We had so many chances to eat at home this week. It was wonderful. And relaxing. When things start to move quickly, dinner with Marcus is what keeps me centered.
Since we did cook so much, I made sure to add a few vegetarian meals to the menu, so that we could keep our grocery budget in-check. We all know how that goes.
This was a great dinner after a weekend including a 30th birthday, a wedding and a bridal shower. Something different (Asian food is not usually wedding fare!) and something simple.

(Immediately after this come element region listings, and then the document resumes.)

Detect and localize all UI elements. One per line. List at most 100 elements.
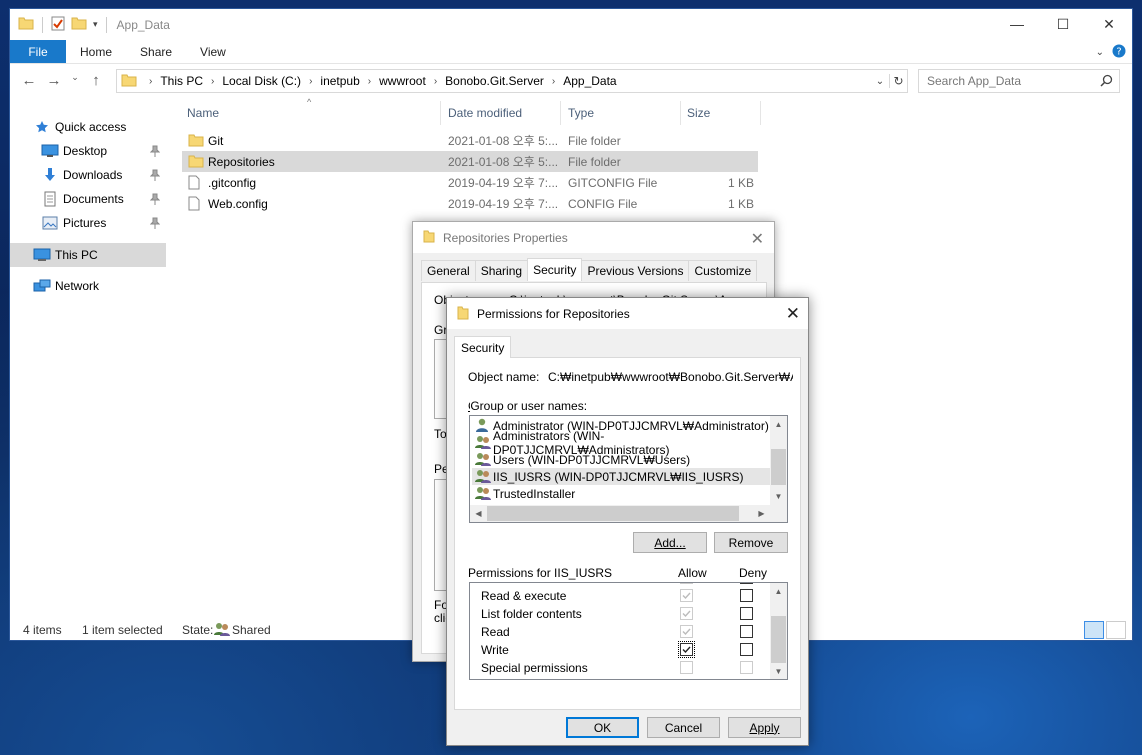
permissions-for-label: Permissions for IIS_IUSRS: [468, 566, 613, 580]
users-icon: [214, 622, 230, 640]
expand-ribbon-chevron-icon[interactable]: ⌄: [1096, 47, 1104, 58]
tab-security[interactable]: Security: [454, 336, 512, 358]
crumb-local-disk[interactable]: Local Disk (C:): [222, 74, 301, 88]
search-icon[interactable]: [1100, 74, 1113, 90]
scroll-down-icon[interactable]: ▼: [770, 663, 787, 679]
chevron-right-icon[interactable]: ›: [552, 76, 555, 87]
list-item[interactable]: TrustedInstaller: [472, 485, 770, 502]
sidebar-item-downloads[interactable]: Downloads: [10, 164, 166, 186]
scroll-down-icon[interactable]: ▼: [770, 488, 787, 505]
back-arrow-icon[interactable]: ←: [18, 72, 40, 89]
ok-button[interactable]: OK: [566, 717, 639, 738]
allow-checkbox[interactable]: [678, 641, 695, 658]
tab-sharing[interactable]: Sharing: [474, 260, 529, 281]
file-date: 2021-01-08 오후 5:...: [448, 134, 559, 148]
tab-security[interactable]: Security: [527, 258, 583, 281]
scroll-left-icon[interactable]: ◀: [470, 505, 487, 522]
address-dropdown-chevron-icon[interactable]: ⌄: [871, 76, 889, 87]
apply-button[interactable]: Apply: [728, 717, 801, 738]
file-row-repositories[interactable]: Repositories 2021-01-08 오후 5:... File fo…: [182, 151, 758, 172]
tab-customize[interactable]: Customize: [688, 260, 758, 281]
user-list-vertical-scrollbar[interactable]: ▲ ▼: [770, 416, 787, 505]
file-row-git[interactable]: Git 2021-01-08 오후 5:... File folder: [182, 130, 758, 151]
tab-view[interactable]: View: [186, 40, 240, 63]
pin-icon[interactable]: [149, 145, 161, 160]
file-row-web-config[interactable]: Web.config 2019-04-19 오후 7:... CONFIG Fi…: [182, 193, 758, 214]
permissions-title-bar[interactable]: Permissions for Repositories: [447, 298, 808, 329]
pin-icon[interactable]: [149, 217, 161, 232]
file-size: 1 KB: [727, 175, 754, 190]
allow-checkbox: [680, 625, 693, 638]
chevron-right-icon[interactable]: ›: [368, 76, 371, 87]
permission-list-scrollbar[interactable]: ▲ ▼: [770, 583, 787, 679]
crumb-app-data[interactable]: App_Data: [563, 74, 616, 88]
column-header-type[interactable]: Type: [568, 101, 594, 125]
search-input[interactable]: Search App_Data: [918, 69, 1120, 93]
scroll-right-icon[interactable]: ▶: [753, 505, 770, 522]
permission-name: Read: [481, 625, 510, 639]
sidebar-item-this-pc[interactable]: This PC: [10, 243, 166, 267]
pin-icon[interactable]: [149, 169, 161, 184]
address-bar[interactable]: › This PC › Local Disk (C:) › inetpub › …: [116, 69, 908, 93]
chevron-right-icon[interactable]: ›: [434, 76, 437, 87]
sidebar-item-quick-access[interactable]: Quick access: [10, 116, 166, 138]
sidebar-item-pictures[interactable]: Pictures: [10, 212, 166, 234]
large-icons-view-button[interactable]: [1106, 621, 1126, 639]
tab-previous-versions[interactable]: Previous Versions: [581, 260, 690, 281]
scroll-thumb[interactable]: [771, 616, 786, 663]
up-arrow-icon[interactable]: ↑: [85, 72, 107, 89]
forward-arrow-icon[interactable]: →: [43, 72, 65, 89]
tab-general[interactable]: General: [421, 260, 476, 281]
permission-list[interactable]: Read & execute List folder contents Read…: [469, 582, 788, 680]
help-icon[interactable]: ?: [1112, 44, 1126, 61]
permissions-close-button[interactable]: ✕: [786, 304, 800, 324]
title-bar[interactable]: ▾ App_Data — ☐ ✕: [10, 9, 1132, 40]
tab-file[interactable]: File: [10, 40, 66, 63]
tab-home[interactable]: Home: [66, 40, 126, 63]
properties-icon[interactable]: [51, 16, 65, 34]
add-button[interactable]: Add...: [633, 532, 707, 553]
sidebar-item-network[interactable]: Network: [10, 275, 166, 297]
recent-locations-chevron-icon[interactable]: ⌄: [68, 72, 82, 89]
deny-checkbox[interactable]: [740, 607, 753, 620]
close-button[interactable]: ✕: [1086, 9, 1132, 39]
cancel-button[interactable]: Cancel: [647, 717, 720, 738]
chevron-right-icon[interactable]: ›: [211, 76, 214, 87]
deny-checkbox[interactable]: [740, 589, 753, 602]
maximize-button[interactable]: ☐: [1040, 9, 1086, 39]
list-item[interactable]: IIS_IUSRS (WIN-DP0TJJCMRVL₩IIS_IUSRS): [472, 468, 770, 485]
minimize-button[interactable]: —: [994, 9, 1040, 39]
list-item[interactable]: Users (WIN-DP0TJJCMRVL₩Users): [472, 451, 770, 468]
new-folder-icon[interactable]: [71, 16, 87, 33]
column-header-date[interactable]: Date modified: [448, 101, 522, 125]
deny-checkbox: [740, 661, 753, 674]
customize-qat-chevron-icon[interactable]: ▾: [93, 19, 98, 30]
crumb-inetpub[interactable]: inetpub: [320, 74, 359, 88]
file-row-gitconfig[interactable]: .gitconfig 2019-04-19 오후 7:... GITCONFIG…: [182, 172, 758, 193]
properties-close-button[interactable]: ✕: [751, 229, 764, 249]
sidebar-item-desktop[interactable]: Desktop: [10, 140, 166, 162]
refresh-icon[interactable]: ↻: [889, 74, 907, 88]
scroll-thumb[interactable]: [487, 506, 739, 521]
column-header-size[interactable]: Size: [687, 101, 710, 125]
scroll-up-icon[interactable]: ▲: [770, 416, 787, 433]
deny-checkbox[interactable]: [740, 625, 753, 638]
column-header-name[interactable]: Name: [187, 101, 219, 125]
scroll-up-icon[interactable]: ▲: [770, 583, 787, 599]
details-view-button[interactable]: [1084, 621, 1104, 639]
remove-button[interactable]: Remove: [714, 532, 788, 553]
deny-checkbox[interactable]: [740, 643, 753, 656]
tab-share[interactable]: Share: [126, 40, 186, 63]
chevron-right-icon[interactable]: ›: [149, 76, 152, 87]
crumb-bonobo[interactable]: Bonobo.Git.Server: [445, 74, 544, 88]
user-list-horizontal-scrollbar[interactable]: ◀ ▶: [470, 505, 787, 522]
crumb-wwwroot[interactable]: wwwroot: [379, 74, 426, 88]
chevron-right-icon[interactable]: ›: [309, 76, 312, 87]
crumb-this-pc[interactable]: This PC: [160, 74, 203, 88]
pin-icon[interactable]: [149, 193, 161, 208]
properties-title-bar[interactable]: Repositories Properties: [413, 222, 774, 253]
user-list[interactable]: Administrator (WIN-DP0TJJCMRVL₩Administr…: [469, 415, 788, 523]
sidebar-item-documents[interactable]: Documents: [10, 188, 166, 210]
scroll-thumb[interactable]: [771, 449, 786, 485]
list-item[interactable]: Administrators (WIN-DP0TJJCMRVL₩Administ…: [472, 429, 770, 457]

Monday – Summer Corn Cakes with Chopped Tomato and Avocado Salsa and Soft-Fried Eggs
Apparently we only eat these annually, which makes no sense because they are such a summery meal. I’m going to do my best to keep these in the rotation because we certainly love to eat them!
Wednesday – Jalapeno Mustard Roast Chicken with Elote en Vaso from The Homesick Texan and Oven Fries
Past Kat to the rescue again! I am so glad that I split the marinade and froze some of it, when we made this diner last time. We eat this marinade (jalapeno mustard) on roasted chicken plenty, but it was SO good on the grill. See also: we will be grilling for the rest of the summer.
Thursday – Boyfriend Approved Spicy Black Bean Burgers
with Jalapeno Pimento Cheese from The Homesick Texan’s Family Table and Coleslaw
Vegetarian Dinner: Part II. Marcus: We are becoming vegan. Me: Except for the part where we’re eating cheese, eggs and mayonnaise.
We weren’t originally going to have pimento cheese on our burgers, but I made it for a potluck we were having at work, and there were leftovers. How convenient. It is Marcus’ new favorite food.
There’s nothing special to report about the coleslaw. This bag actually came with its own dressing, so I took the easy way out and just used that.